When evaluating the surveys last year, I noticed that one of our girls shared that she felt as if our troop didn’t go a good job of listening to each other (which, by the way, I thought was super insightful feedback for a Daisy!). Armed with this information, I was able to go into our new year ready to help our girls understand how important it is to respect and listen to each other when speaking.
Want to get started with your own survey? Here are a few sample questions to help:
- Do you plan to re-register your girl and yourself for the coming year?
- Would you be willing to volunteer as….Treasurer, Historian, Other?
- We would like to do more….field trips, outdoor activities, community service, GS NorCal Events, Other?
Repetition Is Key
When I want to make sure that my families see important things, I’ll make sure that I communicate out about it multiple times in multiple ways in multiple places, especially for event and activity dates. Telling the girls about upcoming events during the Business section of our meetings, adding those important dates to newsletter and troop calendar on the website, and including the events in each newsletter are what has worked best for us.
When In Doubt: Pick Up the Phone
There are going to be times when group communication methods just won’t be effective and times that people just won’t respond! So when mass methods fail, I prefer to speak in-person, that way I can be sure to grab a few minutes of their undivided attention. If talking face-to-face won’t work, I’ll go for the second-best thing: a quick phone call or text message. The key here is that, if email just isn’t working, mix it up and reach out in a more direct way.

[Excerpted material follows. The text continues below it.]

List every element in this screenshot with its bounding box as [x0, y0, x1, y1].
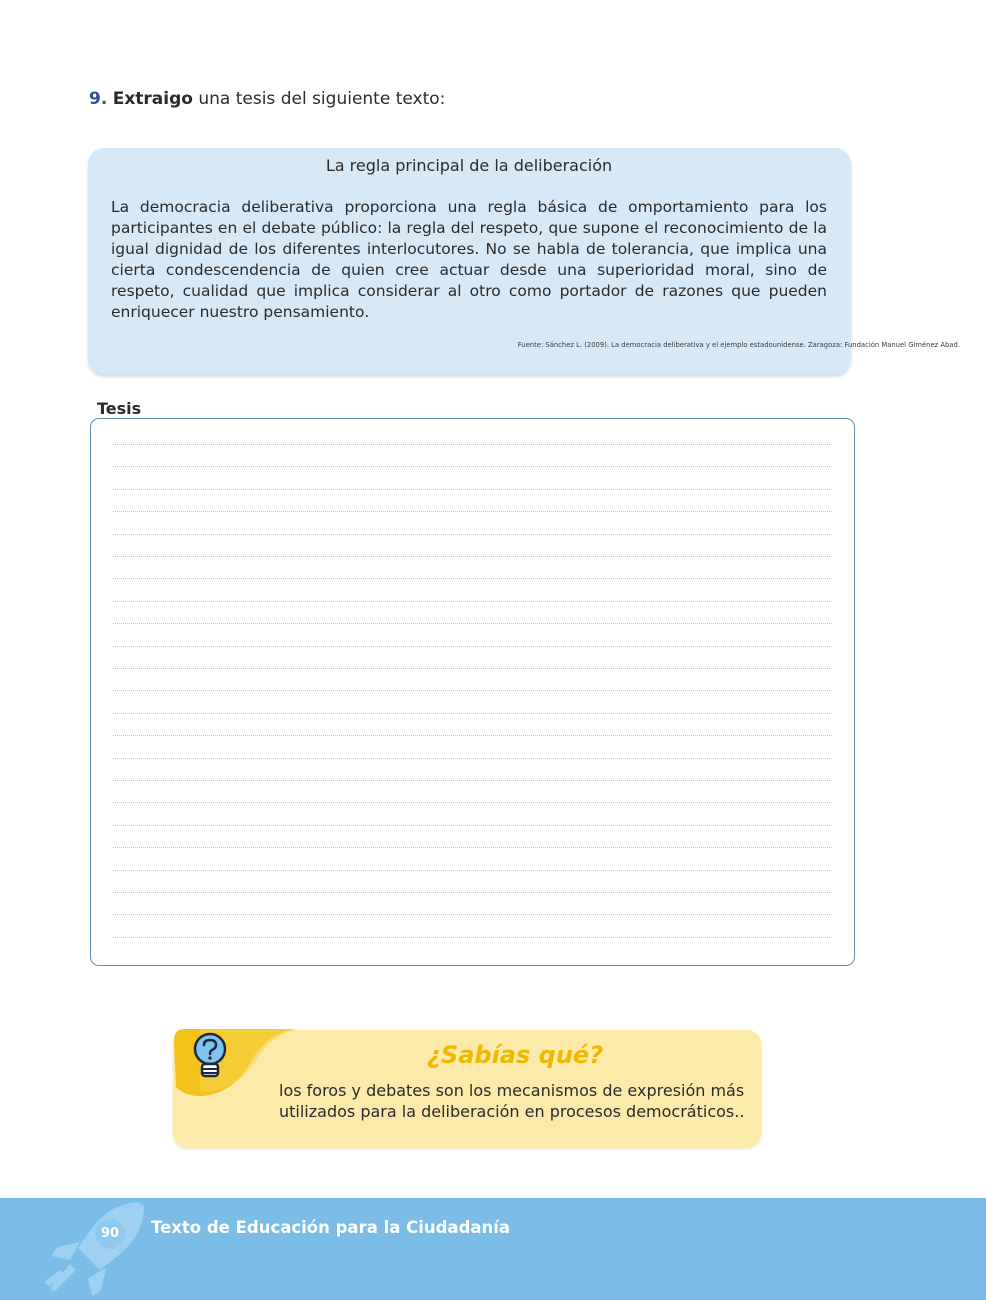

The variety of ways to reach your people is almost endless—email, Facebook, text message, and so many more—it can be hard to choose. Believe me, I know that staying on top of organization can be challenging but it always proves to be well worth the effort. In my experience, taking the time to limit the quantity of communications I send (and focusing on the quality), I’ve had so much more success with parents reading and responding as needed. What more can a troop leader ask for?